4.1 Role of a Bondi sphere

In this paper, we propose that the jet form change, observed in a dozen of nearby sources, may be explained by an internal flow transition from magnetically dominated to particle-dominated regime with the smooth external pressure profile P ∝ r−2. There are indications, however, that the ambient pressure may have different profiles at different scales. The measurements of particle number density in ISM by Russell et al. (2015) suggest ρ ∝ r−1 from about 400 pc down to expected Bondi radius rB ∼ 100–250 pc. The temperature profile on scales 100–1000 pc is roughly constant. This means that just outside, or even inside, the Bondi radius, pressure profile is P ∝ r−1, with no information on it inside a sphere ∼150 pc. The position of a sphere of influence is expected to be at a distance 105−106rg (Blandford, Meier & Readhead 2019). The position of a transition point rbreak from magnetically dominated to particle-dominated regimes predicted by our model for reasonable parameters lay in general in the same interval or inside rB. For example, in the case of M87, we observe rbreak ≈ 40 pc (Nokhrina et al. 2019) smaller than rB. The same phenomenon has been noted by Nakahara et al. (2018) for NGC 4261, where the structural transition lies well inside the expected sphere of influence. In Fig. 8, we present a cartoon for a jet shape with different ambient pressure profile. Inside the Bondi sphere, the jet is accelerating effectively up to the distance rbreak, with predicted parabolic boundary shape described by Fig. 11. This is the acceleration and collimation zone (ACZ) discussed by Blandford et al. (2019). For rbreak < r < rB, the jet assumes a close to conical form (equation 12). Up to rB, the jet stays in equilibrium with the ambient pressure Pjet = Pext. If for r > rB the ambient pressure has a more shallow profile, the conical particle-dominated jet may become overpressured with a possible appearance of a standing shock. Thus, we predict the presence of a standing bright feature, associated with a shock, outside the Bondi sphere and downstream the break in jet shape. At this shock, we may expect plasma heating, with the flow continuing a conical expansion (Blandford et al. 2019). The position of HST-1 in M87 jet in a close vicinity of expected rB and,downstream the rbreak supports this picture.

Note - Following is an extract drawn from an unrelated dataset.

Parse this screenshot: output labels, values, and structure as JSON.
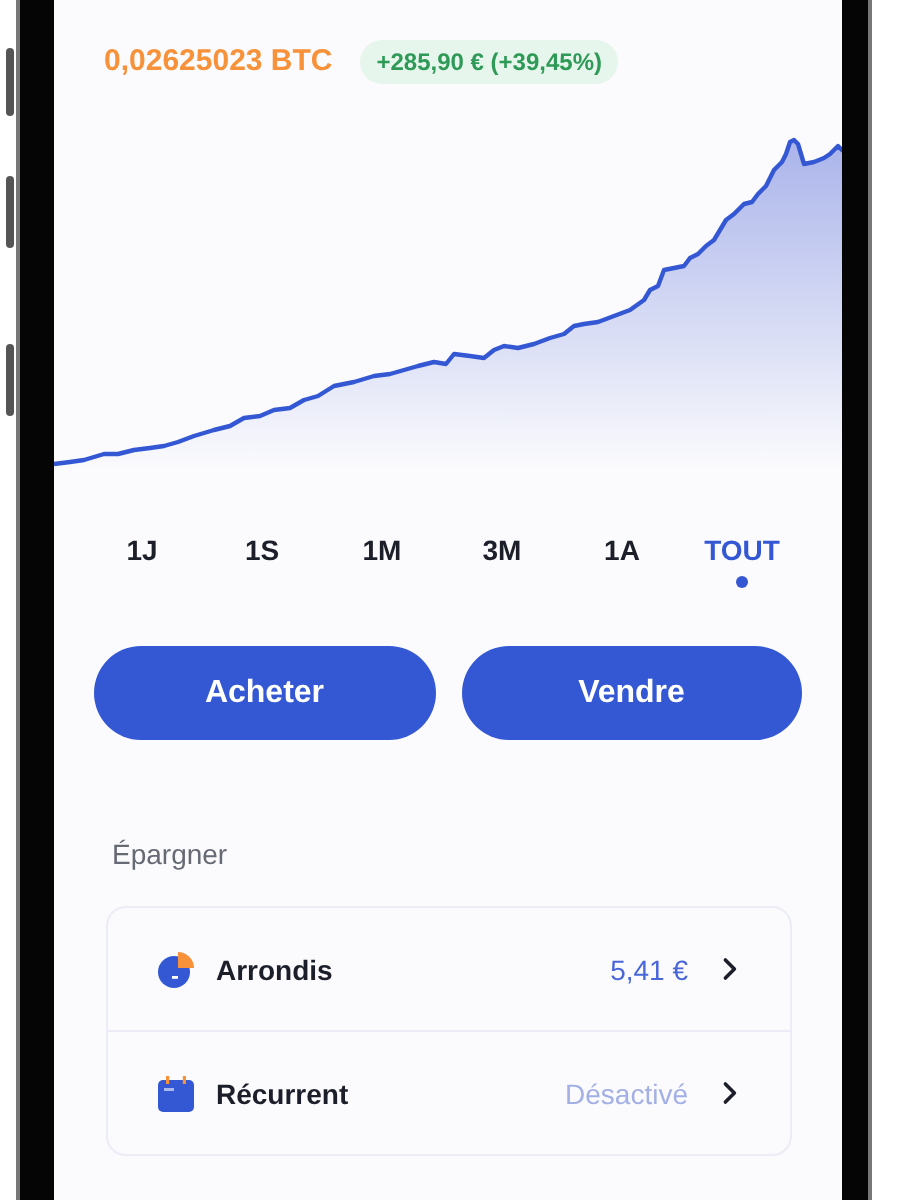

A schematic jet boundary shape for an ambient pressure with different profiles, changing at the Bondi radius rB. The jet accelerates while sustaining its boundary as a parabola (ACZ). After reaching σ = 1 at rbreak, the jet form becomes almost conical up to the Bondi radius.
Figure 8.

A schematic jet boundary shape for an ambient pressure with different profiles, changing at the Bondi radius rB. The jet accelerates while sustaining its boundary as a parabola (ACZ). After reaching σ = 1 at rbreak, the jet form becomes almost conical up to the Bondi radius.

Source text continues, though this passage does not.